Well that was real mature...

Well that was real mature...

Wednesday, December 31, 2014

How Do You Spell Divorce: E-X-P-O-S-I-T-I-O-N



Pages 4-10 introduce our hero and unpacks a ton of exposition. Backstory is key if you are going to have a lead character with baggage. Character depth comes from a history. The two quickest ways address exposition is either to have a news anchor deliver it in a news broadcast (a trick I pulled with the first issue of Destined a story I hope we get to put up soon at Adventures in Pulp) or to have two people get in an argument. Yup, when two people fight everything you ever did wrong will come out in the heat of the exchange. You can watch how it snowballs.

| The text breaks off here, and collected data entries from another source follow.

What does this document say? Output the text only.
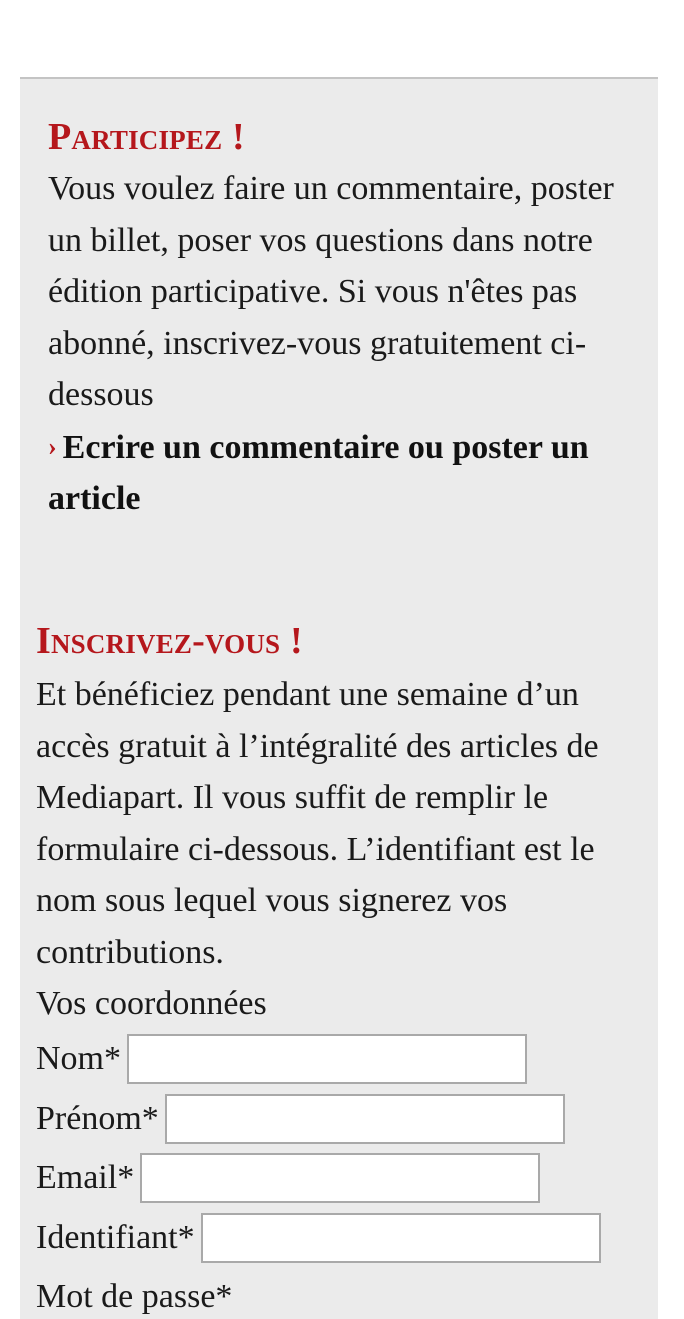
Participez !

Vous voulez faire un commentaire, poster un billet, poser vos questions dans notre édition participative. Si vous n'êtes pas abonné, inscrivez-vous gratuitement ci-dessous

› Ecrire un commentaire ou poster un article
Inscrivez-vous !

Et bénéficiez pendant une semaine d’un accès gratuit à l’intégralité des articles de Mediapart. Il vous suffit de remplir le formulaire ci-dessous. L’identifiant est le nom sous lequel vous signerez vos contributions.

Vos coordonnées

Nom*
Prénom*
Email*
Identifiant*
Mot de passe*
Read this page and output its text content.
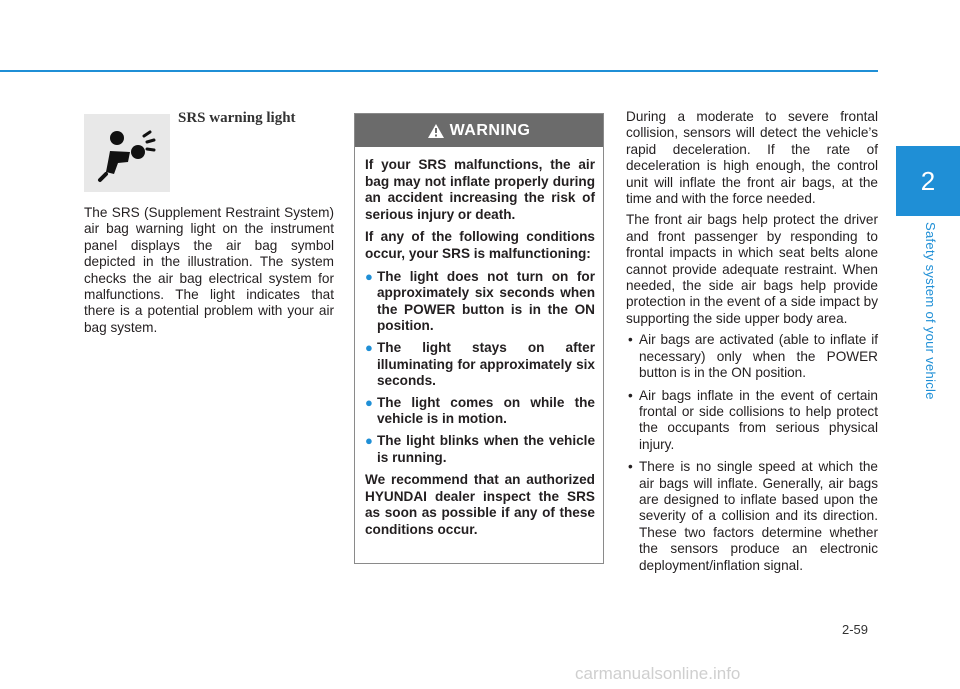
SRS warning light
The SRS (Supplement Restraint System) air bag warning light on the instrument panel displays the air bag symbol depicted in the illustration. The system checks the air bag electrical system for malfunctions. The light indicates that there is a potential problem with your air bag system.
WARNING

If your SRS malfunctions, the air bag may not inflate properly during an accident increasing the risk of serious injury or death.

If any of the following conditions occur, your SRS is malfunctioning:

● The light does not turn on for approximately six seconds when the POWER button is in the ON position.
● The light stays on after illuminating for approximately six seconds.
● The light comes on while the vehicle is in motion.
● The light blinks when the vehicle is running.

We recommend that an authorized HYUNDAI dealer inspect the SRS as soon as possible if any of these conditions occur.

During a moderate to severe frontal collision, sensors will detect the vehicle’s rapid deceleration. If the rate of deceleration is high enough, the control unit will inflate the front air bags, at the time and with the force needed.

The front air bags help protect the driver and front passenger by responding to frontal impacts in which seat belts alone cannot provide adequate restraint. When needed, the side air bags help provide protection in the event of a side impact by supporting the side upper body area.

• Air bags are activated (able to inflate if necessary) only when the POWER button is in the ON position.
• Air bags inflate in the event of certain frontal or side collisions to help protect the occupants from serious physical injury.
• There is no single speed at which the air bags will inflate. Generally, air bags are designed to inflate based upon the severity of a collision and its direction. These two factors determine whether the sensors produce an electronic deployment/inflation signal.
2
Safety system of your vehicle
2-59
carmanualsonline.info
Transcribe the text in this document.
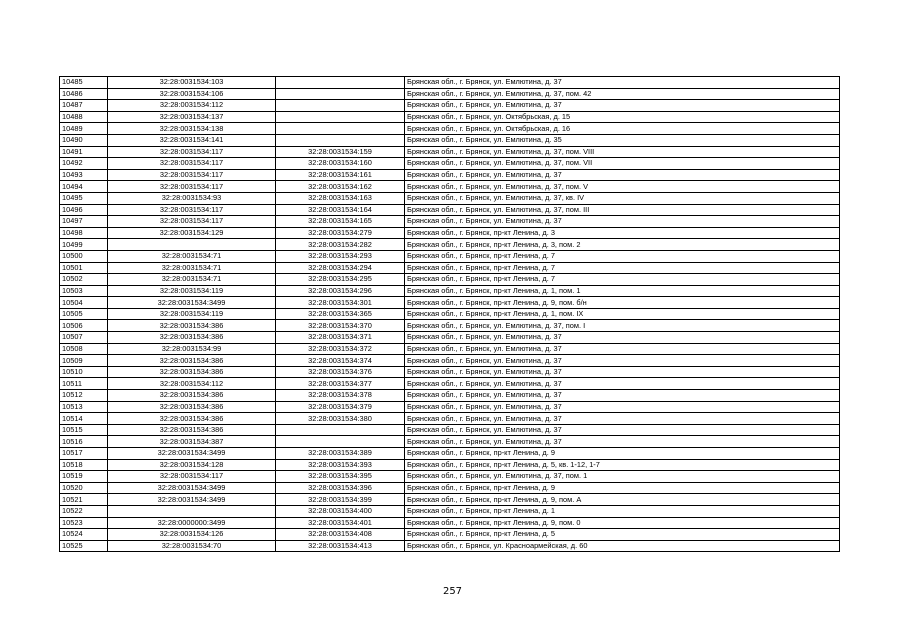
10485	32:28:0031534:103		Брянская обл., г. Брянск, ул. Емлютина, д. 37
10486	32:28:0031534:106		Брянская обл., г. Брянск, ул. Емлютина, д. 37, пом. 42
10487	32:28:0031534:112		Брянская обл., г. Брянск, ул. Емлютина, д. 37
10488	32:28:0031534:137		Брянская обл., г. Брянск, ул. Октябрьская, д. 15
10489	32:28:0031534:138		Брянская обл., г. Брянск, ул. Октябрьская, д. 16
10490	32:28:0031534:141		Брянская обл., г. Брянск, ул. Емлютина, д. 35
10491	32:28:0031534:117	32:28:0031534:159	Брянская обл., г. Брянск, ул. Емлютина, д. 37, пом. VIII
10492	32:28:0031534:117	32:28:0031534:160	Брянская обл., г. Брянск, ул. Емлютина, д. 37, пом. VII
10493	32:28:0031534:117	32:28:0031534:161	Брянская обл., г. Брянск, ул. Емлютина, д. 37
10494	32:28:0031534:117	32:28:0031534:162	Брянская обл., г. Брянск, ул. Емлютина, д. 37, пом. V
10495	32:28:0031534:93	32:28:0031534:163	Брянская обл., г. Брянск, ул. Емлютина, д. 37, кв. IV
10496	32:28:0031534:117	32:28:0031534:164	Брянская обл., г. Брянск, ул. Емлютина, д. 37, пом. III
10497	32:28:0031534:117	32:28:0031534:165	Брянская обл., г. Брянск, ул. Емлютина, д. 37
10498	32:28:0031534:129	32:28:0031534:279	Брянская обл., г. Брянск, пр-кт Ленина, д. 3
10499		32:28:0031534:282	Брянская обл., г. Брянск, пр-кт Ленина, д. 3, пом. 2
10500	32:28:0031534:71	32:28:0031534:293	Брянская обл., г. Брянск, пр-кт Ленина, д. 7
10501	32:28:0031534:71	32:28:0031534:294	Брянская обл., г. Брянск, пр-кт Ленина, д. 7
10502	32:28:0031534:71	32:28:0031534:295	Брянская обл., г. Брянск, пр-кт Ленина, д. 7
10503	32:28:0031534:119	32:28:0031534:296	Брянская обл., г. Брянск, пр-кт Ленина, д. 1, пом. 1
10504	32:28:0031534:3499	32:28:0031534:301	Брянская обл., г. Брянск, пр-кт Ленина, д. 9, пом. б/н
10505	32:28:0031534:119	32:28:0031534:365	Брянская обл., г. Брянск, пр-кт Ленина, д. 1, пом. IX
10506	32:28:0031534:386	32:28:0031534:370	Брянская обл., г. Брянск, ул. Емлютина, д. 37, пом. I
10507	32:28:0031534:386	32:28:0031534:371	Брянская обл., г. Брянск, ул. Емлютина, д. 37
10508	32:28:0031534:99	32:28:0031534:372	Брянская обл., г. Брянск, ул. Емлютина, д. 37
10509	32:28:0031534:386	32:28:0031534:374	Брянская обл., г. Брянск, ул. Емлютина, д. 37
10510	32:28:0031534:386	32:28:0031534:376	Брянская обл., г. Брянск, ул. Емлютина, д. 37
10511	32:28:0031534:112	32:28:0031534:377	Брянская обл., г. Брянск, ул. Емлютина, д. 37
10512	32:28:0031534:386	32:28:0031534:378	Брянская обл., г. Брянск, ул. Емлютина, д. 37
10513	32:28:0031534:386	32:28:0031534:379	Брянская обл., г. Брянск, ул. Емлютина, д. 37
10514	32:28:0031534:386	32:28:0031534:380	Брянская обл., г. Брянск, ул. Емлютина, д. 37
10515	32:28:0031534:386		Брянская обл., г. Брянск, ул. Емлютина, д. 37
10516	32:28:0031534:387		Брянская обл., г. Брянск, ул. Емлютина, д. 37
10517	32:28:0031534:3499	32:28:0031534:389	Брянская обл., г. Брянск, пр-кт Ленина, д. 9
10518	32:28:0031534:128	32:28:0031534:393	Брянская обл., г. Брянск, пр-кт Ленина, д. 5, кв. 1-12, 1-7
10519	32:28:0031534:117	32:28:0031534:395	Брянская обл., г. Брянск, ул. Емлютина, д. 37, пом. 1
10520	32:28:0031534:3499	32:28:0031534:396	Брянская обл., г. Брянск, пр-кт Ленина, д. 9
10521	32:28:0031534:3499	32:28:0031534:399	Брянская обл., г. Брянск, пр-кт Ленина, д. 9, пом. А
10522		32:28:0031534:400	Брянская обл., г. Брянск, пр-кт Ленина, д. 1
10523	32:28:0000000:3499	32:28:0031534:401	Брянская обл., г. Брянск, пр-кт Ленина, д. 9, пом. 0
10524	32:28:0031534:126	32:28:0031534:408	Брянская обл., г. Брянск, пр-кт Ленина, д. 5
10525	32:28:0031534:70	32:28:0031534:413	Брянская обл., г. Брянск, ул. Красноармейская, д. 60
257
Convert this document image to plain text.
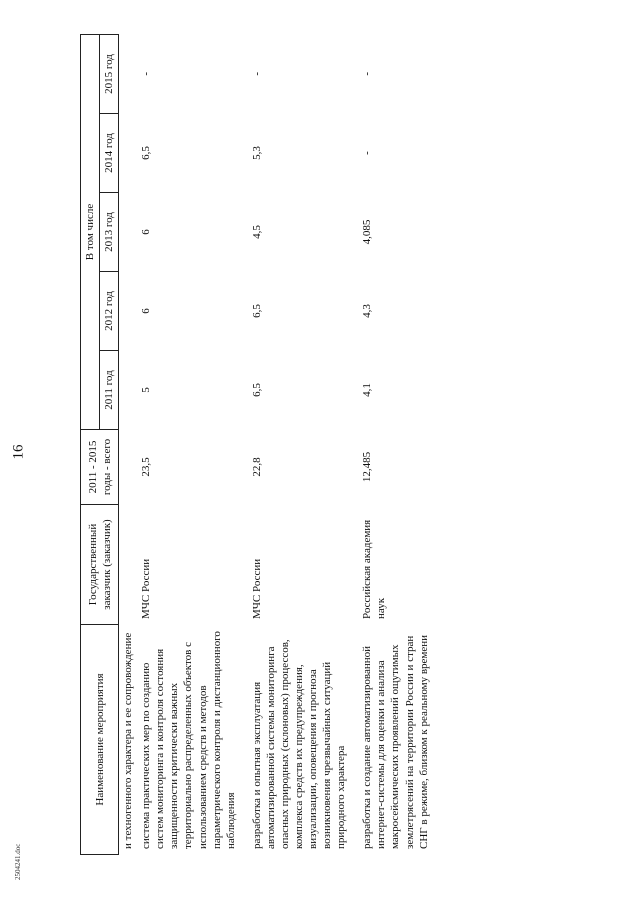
16
2504241.doc
Наименование мероприятия	Государственный заказчик (заказчик)	2011 - 2015 годы - всего	В том числе				
			2011 год	2012 год	2013 год	2014 год	2015 год
и техногенного характера и ее сопровождение							
система практических мер по созданию систем мониторинга и контроля состояния защищенности критически важных территориально распределенных объектов с использованием средств и методов параметрического контроля и дистанционного наблюдения	МЧС России	23,5	5	6	6	6,5	-
разработка и опытная эксплуатация автоматизированной системы мониторинга опасных природных (склоновых) процессов, комплекса средств их предупреждения, визуализации, оповещения и прогноза возникновения чрезвычайных ситуаций природного характера	МЧС России	22,8	6,5	6,5	4,5	5,3	-
разработка и создание автоматизированной интернет-системы для оценки и анализа макросейсмических проявлений ощутимых землетрясений на территории России и стран СНГ в режиме, близком к реальному времени	Российская академия наук	12,485	4,1	4,3	4,085	-	-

Without a word we can see right off the bat on page four that Dan is a farmer, and not a very good one. On page five we bring in Cassandra and quickly establish that this is his soon to be ex-wife but Dan is resisting the divorce (however he is still very angry). On page six things heat up. We confirm his farm is failing. He was not always a farmer but inherited the farm from his dad who never expected him to keep it. He was an athlete and has issues with gambling. On page seven, we start to give some info about Cass. She's an alcoholic. We restate the gambling issues before we establish that Dan is smart and well educated with multiple degrees and his life is stagnate. I thought by making Dan a gambling addict it could lead to some interesting future dilemmas. Would someone like that take chances that are too big? What if lives instead of money are on the line? Psychologically, how does that play out long term? It's a fascinating character trait for a pulp action hero.
Page seven also had an interesting editorial history. In our first "mature readers" draft, a panel was somehow missed. Instead of re-working the whole page, we added a line to page six and rotated some of the balloons. It worked great. But when revising the dialogue for the web version, I had completely forgotten about it so I was surprised to see how cleverly Matt re-edited the page to get everything to fit. Sadly, it was at the expense of a beautiful shot of Cass. The original colored art is pictured above. On page eight we slow it down and go emotion. Matt really nails the expression. We build on the mystery of what changed, but clearly it had a big emotional impact for Cass (I would give it a proper reveal on page 12).
On page nine we get our first "action" beat. Who guessed it would be a battered husband? We amp up the emotion and reiterate Cass' drinking problem. We hit the drinking problem again on page ten (gee, will that some into play at some point?) but also established the duality of Dan. He's not a quitter even though he appears to have given up on his marriage by finally signing the papers and his farm life is stagnate. Cass literally drives off into the sunset, but it's hardly a happy ending for her.